Summary of Shallow Review of Technical AI Safety, 2024 (LessWrong)

Feb 27, 2025

This Shallow Review provides an overview of ongoing research agendas in technical AI safety as of 2024, categorizing efforts into key domains. The review highlights the breadth of activity without implying equivalent progress across all areas. It serves as a reference for researchers, policymakers, and funders.

Key Research Areas:

1. Understanding Existing Models

Evals: Developing tools to assess AI capabilities and risks.
Red-teaming: Stress-testing models to identify vulnerabilities.
Eliciting Model Anomalies: Studying outlier behaviors and unexpected model outputs.
Interpretability: Reverse-engineering models to understand their internal mechanisms.
Mechanistic Interpretability
Sparse Autoencoders
Concept-based Interpretability

2. Controlling AI Behavior

Preventing Deception & Scheming: Detecting deceptive tendencies and steering models away from unsafe behaviors.
Surgical Model Edits: Directly modifying model activations to enforce desired behavior.
Goal Robustness: Ensuring AI objectives remain stable and aligned.

3. Safety by Design

Alternative Architectures: Exploring AI designs that avoid deep learning’s alignment risks.

4. Using AI to Solve AI Safety

Scalable Oversight: Using weaker AI systems to oversee stronger ones.
Task Decomposition: Breaking down complex tasks to improve safety.
Adversarial Approaches: Stress-testing models through competitive dynamics.

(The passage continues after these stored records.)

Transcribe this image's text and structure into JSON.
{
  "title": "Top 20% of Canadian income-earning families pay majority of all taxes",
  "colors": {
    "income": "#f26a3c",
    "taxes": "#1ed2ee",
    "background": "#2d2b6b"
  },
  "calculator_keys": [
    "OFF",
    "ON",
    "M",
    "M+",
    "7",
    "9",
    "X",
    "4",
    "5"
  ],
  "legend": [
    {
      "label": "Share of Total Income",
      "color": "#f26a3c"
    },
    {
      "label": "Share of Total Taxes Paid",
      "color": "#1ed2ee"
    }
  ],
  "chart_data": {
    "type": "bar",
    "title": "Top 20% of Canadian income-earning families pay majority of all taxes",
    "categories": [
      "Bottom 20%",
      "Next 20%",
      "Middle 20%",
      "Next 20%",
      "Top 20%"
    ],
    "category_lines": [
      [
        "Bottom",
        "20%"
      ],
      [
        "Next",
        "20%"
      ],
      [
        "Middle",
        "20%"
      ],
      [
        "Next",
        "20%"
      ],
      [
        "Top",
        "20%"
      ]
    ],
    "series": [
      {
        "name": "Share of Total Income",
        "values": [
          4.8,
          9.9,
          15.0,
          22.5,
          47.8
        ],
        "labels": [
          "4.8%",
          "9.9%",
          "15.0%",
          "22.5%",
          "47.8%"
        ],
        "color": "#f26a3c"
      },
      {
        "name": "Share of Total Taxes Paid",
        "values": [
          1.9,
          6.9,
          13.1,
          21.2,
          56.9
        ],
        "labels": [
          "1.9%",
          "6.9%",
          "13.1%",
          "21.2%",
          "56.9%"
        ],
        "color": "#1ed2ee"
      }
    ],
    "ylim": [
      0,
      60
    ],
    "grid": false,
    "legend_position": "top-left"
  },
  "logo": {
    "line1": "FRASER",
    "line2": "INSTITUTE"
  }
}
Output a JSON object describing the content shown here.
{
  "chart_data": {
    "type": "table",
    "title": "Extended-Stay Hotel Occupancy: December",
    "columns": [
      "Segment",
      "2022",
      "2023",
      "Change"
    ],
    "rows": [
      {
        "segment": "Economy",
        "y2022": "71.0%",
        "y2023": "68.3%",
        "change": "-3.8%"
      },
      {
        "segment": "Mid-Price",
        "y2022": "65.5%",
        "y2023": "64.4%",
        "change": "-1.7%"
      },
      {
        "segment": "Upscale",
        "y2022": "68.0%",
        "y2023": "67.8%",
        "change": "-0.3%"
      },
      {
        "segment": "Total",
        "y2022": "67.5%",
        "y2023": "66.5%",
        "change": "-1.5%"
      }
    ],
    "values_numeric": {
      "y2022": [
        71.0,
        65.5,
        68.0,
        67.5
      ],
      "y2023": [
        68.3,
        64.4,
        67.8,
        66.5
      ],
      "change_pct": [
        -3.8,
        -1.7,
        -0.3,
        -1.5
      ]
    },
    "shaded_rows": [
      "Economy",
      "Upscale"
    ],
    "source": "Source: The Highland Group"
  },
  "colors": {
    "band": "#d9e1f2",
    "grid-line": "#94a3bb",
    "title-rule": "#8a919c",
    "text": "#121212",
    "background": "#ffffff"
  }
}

5. Theoretical Foundations

Understanding Agency: Investigating how AI systems develop goals and optimize behavior.
Corrigibility: Designing AI systems that can be reliably corrected.
Ontology Identification: Mapping how AI conceptualizes the world to ensure alignment.

6. Miscellaneous Initiatives

AI Governance & Policy: Growing institutional efforts to regulate AI safety.
Industry & Academic Efforts: Contributions from major research groups like OpenAI, DeepMind, Anthropic, and independent researchers.

Trends and Observations

Shifts Toward Control Over Alignment: The field is increasingly focusing on controlling AI systems rather than aligning them with human values.
Increasing Government & Industry Involvement: AI safety is becoming mainstream, with government agencies and tech companies investing in research.
Concerns Over Model Scaling: Despite claims that AI progress is slowing, substantial advances in multimodality, reasoning, and agency have occurred in 2024.
Emerging Risks: AI deception, steganography, and unaligned agency remain significant challenges.

This review provides a high-level map of AI safety research, emphasizing areas that require further exploration and funding.